Turkmen Ex-Minister Locked Up for "Treatment"

Publisher Institute for War and Peace Reporting
Publication Date 17 October 2012
Cite as Institute for War and Peace Reporting, Turkmen Ex-Minister Locked Up for "Treatment", 17 October 2012, available at: https://www.refworld.org/docid/50865eb52.html [accessed 22 May 2023]
DisclaimerThis is not a UNHCR publication. UNHCR is not responsible for, nor does it necessarily endorse, its content. Any views expressed are solely those of the author or publisher and do not necessarily reflect those of UNHCR, the United Nations or its Member States.

A former minister in Turkmenistan who criticised the one-party system has been arrested and sent off for forcible medical treatment. 

The authorities say Geldymyrat Nurmuhammedov, 60, was arrested on October 5 for using narcotics, and has been sent to a drug treatment centre in the remote southeastern town of Tejen.

People who know him, like exiled opposition leader Nurmuhamed Khanamov say he did not use drugs and his detention is revenge for comments he made last year about Turkmenistan's system of government.

At the time, President Gurbanguly Berdymuhammedov was promising to open up the political system to allow more than just one party to exist.

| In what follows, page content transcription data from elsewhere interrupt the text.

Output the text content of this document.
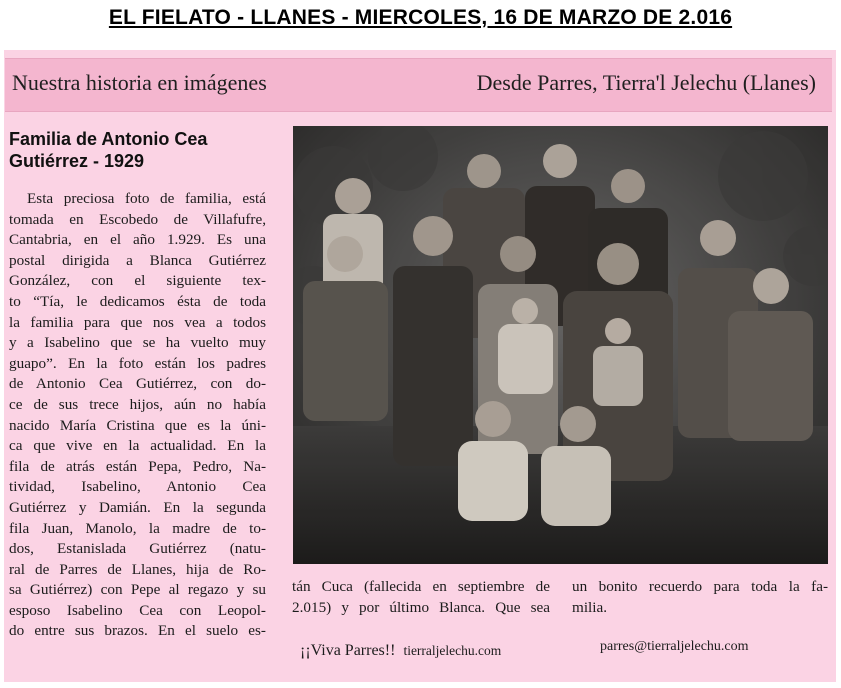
EL FIELATO - LLANES - MIERCOLES, 16 DE MARZO DE 2.016
Nuestra historia en imágenes	Desde Parres, Tierra'l Jelechu (Llanes)
Familia de Antonio Cea
Gutiérrez - 1929
Esta preciosa foto de familia, está
tomada en Escobedo de Villafufre,
Cantabria, en el año 1.929. Es una
postal dirigida a Blanca Gutiérrez
González, con el siguiente tex-
to “Tía, le dedicamos ésta de toda
la familia para que nos vea a todos
y a Isabelino que se ha vuelto muy
guapo”. En la foto están los padres
de Antonio Cea Gutiérrez, con do-
ce de sus trece hijos, aún no había
nacido María Cristina que es la úni-
ca que vive en la actualidad. En la
fila de atrás están Pepa, Pedro, Na-
tividad, Isabelino, Antonio Cea
Gutiérrez y Damián. En la segunda
fila Juan, Manolo, la madre de to-
dos, Estanislada Gutiérrez (natu-
ral de Parres de Llanes, hija de Ro-
sa Gutiérrez) con Pepe al regazo y su
esposo Isabelino Cea con Leopol-
do entre sus brazos. En el suelo es-
tán Cuca (fallecida en septiembre de
2.015) y por último Blanca. Que sea
un bonito recuerdo para toda la fa-
milia.
¡¡Viva Parres!! tierraljelechu.com	parres@tierraljelechu.com
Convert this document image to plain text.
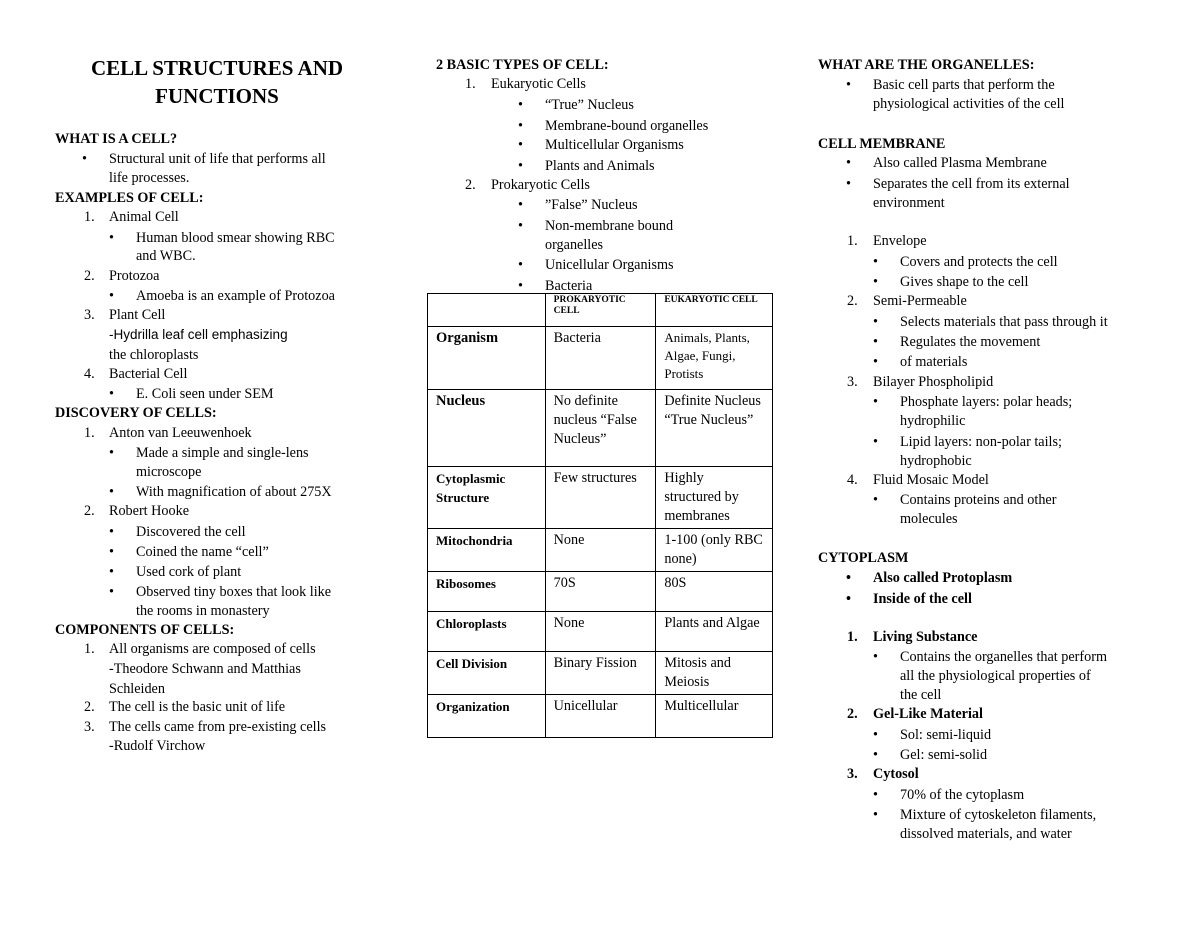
CELL STRUCTURES AND
FUNCTIONS
WHAT IS A CELL?
• Structural unit of life that performs all
life processes.
EXAMPLES OF CELL:
1. Animal Cell
• Human blood smear showing RBC
and WBC.
2. Protozoa
• Amoeba is an example of Protozoa
3. Plant Cell
-Hydrilla leaf cell emphasizing
the chloroplasts
4. Bacterial Cell
• E. Coli seen under SEM
DISCOVERY OF CELLS:
1. Anton van Leeuwenhoek
• Made a simple and single-lens
microscope
• With magnification of about 275X
2. Robert Hooke
• Discovered the cell
• Coined the name “cell”
• Used cork of plant
• Observed tiny boxes that look like
the rooms in monastery
COMPONENTS OF CELLS:
1. All organisms are composed of cells
-Theodore Schwann and Matthias
Schleiden
2. The cell is the basic unit of life
3. The cells came from pre-existing cells
-Rudolf Virchow
2 BASIC TYPES OF CELL:
1. Eukaryotic Cells
• “True” Nucleus
• Membrane-bound organelles
• Multicellular Organisms
• Plants and Animals
2. Prokaryotic Cells
• ”False” Nucleus
• Non-membrane bound
organelles
• Unicellular Organisms
• Bacteria
	PROKARYOTIC CELL	EUKARYOTIC CELL
Organism	Bacteria	Animals, Plants, Algae, Fungi, Protists
Nucleus	No definite nucleus “False Nucleus”	Definite Nucleus “True Nucleus”
Cytoplasmic Structure	Few structures	Highly structured by membranes
Mitochondria	None	1-100 (only RBC none)
Ribosomes	70S	80S
Chloroplasts	None	Plants and Algae
Cell Division	Binary Fission	Mitosis and Meiosis
Organization	Unicellular	Multicellular
WHAT ARE THE ORGANELLES:
• Basic cell parts that perform the
physiological activities of the cell
CELL MEMBRANE
• Also called Plasma Membrane
• Separates the cell from its external
environment
1. Envelope
• Covers and protects the cell
• Gives shape to the cell
2. Semi-Permeable
• Selects materials that pass through it
• Regulates the movement
• of materials
3. Bilayer Phospholipid
• Phosphate layers: polar heads;
hydrophilic
• Lipid layers: non-polar tails;
hydrophobic
4. Fluid Mosaic Model
• Contains proteins and other
molecules
CYTOPLASM
• Also called Protoplasm
• Inside of the cell
1. Living Substance
• Contains the organelles that perform
all the physiological properties of
the cell
2. Gel-Like Material
• Sol: semi-liquid
• Gel: semi-solid
3. Cytosol
• 70% of the cytoplasm
• Mixture of cytoskeleton filaments,
dissolved materials, and water
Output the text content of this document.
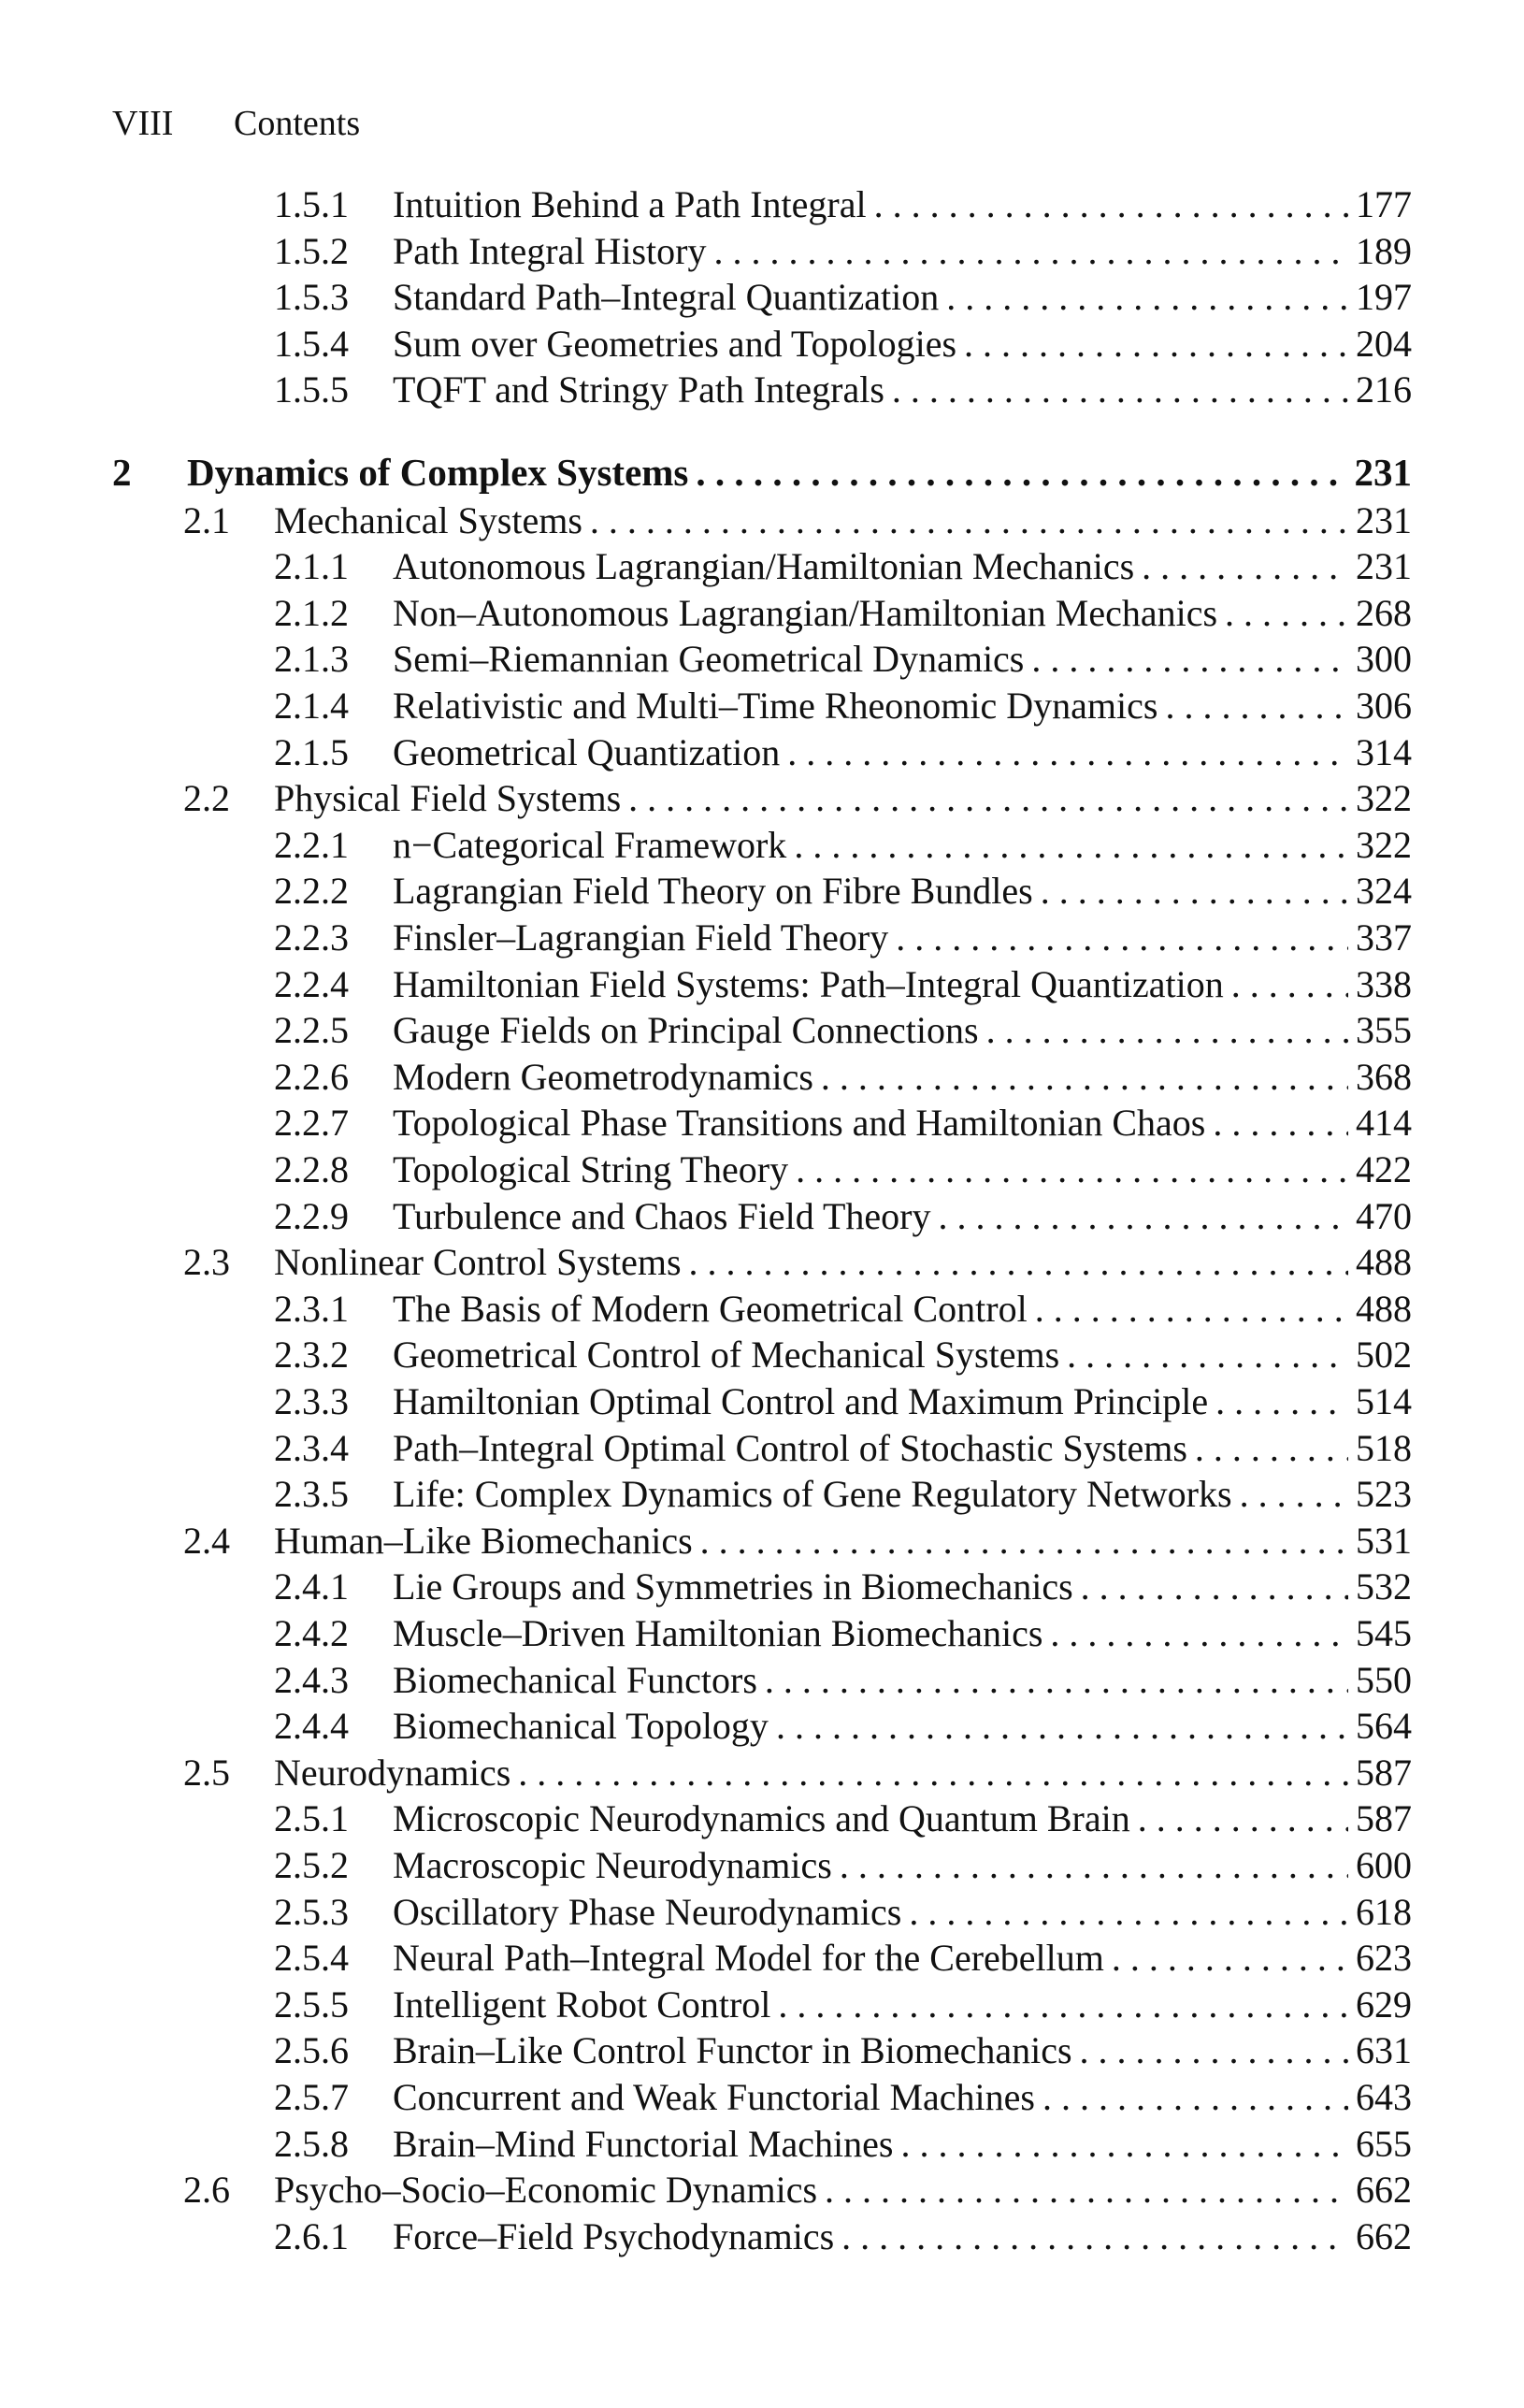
VIII Contents
1.5.1 Intuition Behind a Path Integral . . .	177
1.5.2 Path Integral History . . .	189
1.5.3 Standard Path–Integral Quantization . . .	197
1.5.4 Sum over Geometries and Topologies . . .	204
1.5.5 TQFT and Stringy Path Integrals . . .	216
2 Dynamics of Complex Systems . . .	231
2.1 Mechanical Systems . . .	231
2.1.1 Autonomous Lagrangian/Hamiltonian Mechanics . . .	231
2.1.2 Non–Autonomous Lagrangian/Hamiltonian Mechanics . . .	268
2.1.3 Semi–Riemannian Geometrical Dynamics . . .	300
2.1.4 Relativistic and Multi–Time Rheonomic Dynamics . . .	306
2.1.5 Geometrical Quantization . . .	314
2.2 Physical Field Systems . . .	322
2.2.1 n−Categorical Framework . . .	322
2.2.2 Lagrangian Field Theory on Fibre Bundles . . .	324
2.2.3 Finsler–Lagrangian Field Theory . . .	337
2.2.4 Hamiltonian Field Systems: Path–Integral Quantization . . .	338
2.2.5 Gauge Fields on Principal Connections . . .	355
2.2.6 Modern Geometrodynamics . . .	368
2.2.7 Topological Phase Transitions and Hamiltonian Chaos . . .	414
2.2.8 Topological String Theory . . .	422
2.2.9 Turbulence and Chaos Field Theory . . .	470
2.3 Nonlinear Control Systems . . .	488
2.3.1 The Basis of Modern Geometrical Control . . .	488
2.3.2 Geometrical Control of Mechanical Systems . . .	502
2.3.3 Hamiltonian Optimal Control and Maximum Principle . . .	514
2.3.4 Path–Integral Optimal Control of Stochastic Systems . . .	518
2.3.5 Life: Complex Dynamics of Gene Regulatory Networks . . .	523
2.4 Human–Like Biomechanics . . .	531
2.4.1 Lie Groups and Symmetries in Biomechanics . . .	532
2.4.2 Muscle–Driven Hamiltonian Biomechanics . . .	545
2.4.3 Biomechanical Functors . . .	550
2.4.4 Biomechanical Topology . . .	564
2.5 Neurodynamics . . .	587
2.5.1 Microscopic Neurodynamics and Quantum Brain . . .	587
2.5.2 Macroscopic Neurodynamics . . .	600
2.5.3 Oscillatory Phase Neurodynamics . . .	618
2.5.4 Neural Path–Integral Model for the Cerebellum . . .	623
2.5.5 Intelligent Robot Control . . .	629
2.5.6 Brain–Like Control Functor in Biomechanics . . .	631
2.5.7 Concurrent and Weak Functorial Machines . . .	643
2.5.8 Brain–Mind Functorial Machines . . .	655
2.6 Psycho–Socio–Economic Dynamics . . .	662
2.6.1 Force–Field Psychodynamics . . .	662
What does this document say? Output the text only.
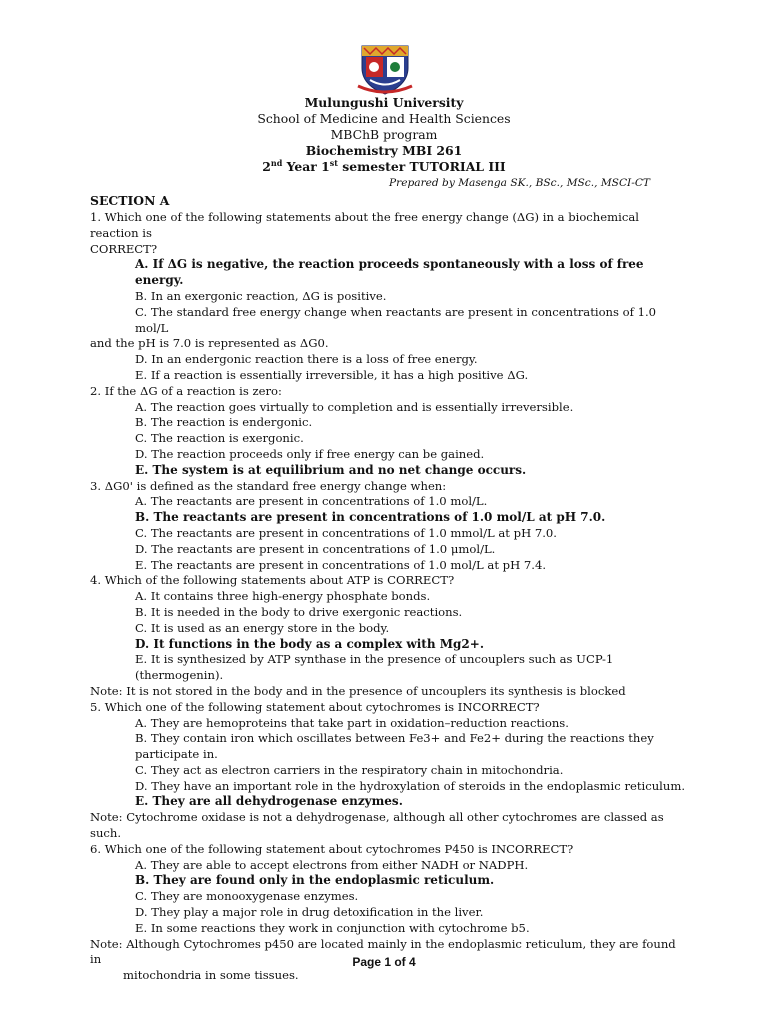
Mulungushi University
School of Medicine and Health Sciences
MBChB program
Biochemistry MBI 261
2nd Year 1st semester TUTORIAL III
Prepared by Masenga SK., BSc., MSc., MSCI-CT
SECTION A

1. Which one of the following statements about the free energy change (ΔG) in a biochemical reaction is
CORRECT?

A. If ΔG is negative, the reaction proceeds spontaneously with a loss of free energy.

B. In an exergonic reaction, ΔG is positive.

C. The standard free energy change when reactants are present in concentrations of 1.0 mol/L

and the pH is 7.0 is represented as ΔG0.

D. In an endergonic reaction there is a loss of free energy.

E. If a reaction is essentially irreversible, it has a high positive ΔG.

2. If the ΔG of a reaction is zero:

A. The reaction goes virtually to completion and is essentially irreversible.

B. The reaction is endergonic.

C. The reaction is exergonic.

D. The reaction proceeds only if free energy can be gained.

E. The system is at equilibrium and no net change occurs.

3. ΔG0' is defined as the standard free energy change when:

A. The reactants are present in concentrations of 1.0 mol/L.

B. The reactants are present in concentrations of 1.0 mol/L at pH 7.0.

C. The reactants are present in concentrations of 1.0 mmol/L at pH 7.0.

D. The reactants are present in concentrations of 1.0 μmol/L.

E. The reactants are present in concentrations of 1.0 mol/L at pH 7.4.

4. Which of the following statements about ATP is CORRECT?

A. It contains three high-energy phosphate bonds.

B. It is needed in the body to drive exergonic reactions.

C. It is used as an energy store in the body.

D. It functions in the body as a complex with Mg2+.

E. It is synthesized by ATP synthase in the presence of uncouplers such as UCP-1

(thermogenin).

Note: It is not stored in the body and in the presence of uncouplers its synthesis is blocked

5. Which one of the following statement about cytochromes is INCORRECT?

A. They are hemoproteins that take part in oxidation–reduction reactions.

B. They contain iron which oscillates between Fe3+ and Fe2+ during the reactions they

participate in.

C. They act as electron carriers in the respiratory chain in mitochondria.

D. They have an important role in the hydroxylation of steroids in the endoplasmic reticulum.

E. They are all dehydrogenase enzymes.

Note: Cytochrome oxidase is not a dehydrogenase, although all other cytochromes are classed as such.

6. Which one of the following statement about cytochromes P450 is INCORRECT?

A. They are able to accept electrons from either NADH or NADPH.

B. They are found only in the endoplasmic reticulum.

C. They are monooxygenase enzymes.

D. They play a major role in drug detoxification in the liver.

E. In some reactions they work in conjunction with cytochrome b5.

Note: Although Cytochromes p450 are located mainly in the endoplasmic reticulum, they are found in
mitochondria in some tissues.

Page 1 of 4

Nurmuhammedov, who served as culture and tourism minister in 1992-95 under Berdymuhammedov's predecessor Saparmurat Niazov, took the president at his word and decided to set up a political party.

In December last year, he gave an interview to RFE/RL radio's Turkmen service complaining that it was impossible to get legal status for a new party and describing the official Democratic Party as "an instrument for manipulating elections".

He was questioned by the Turkmen security service soon after the interview.

According to Khanamov, who heads the opposition Turkmen Republican Party based in Austria, the authorities could not arrest Nurmuhammedov at that point because the president was running for re-election and did not want negative international publicity.

"Now that some time has gone by, they are getting their revenge," Khanamov said. "They will fill him up with chemicals so that he needs a "cure". That's a well-known, common practice in Turkmenistan."

The Republican Party issued a statement on October 9 condemning the use of healthcare institutions to incarcerate dissidents in Turkmenistan.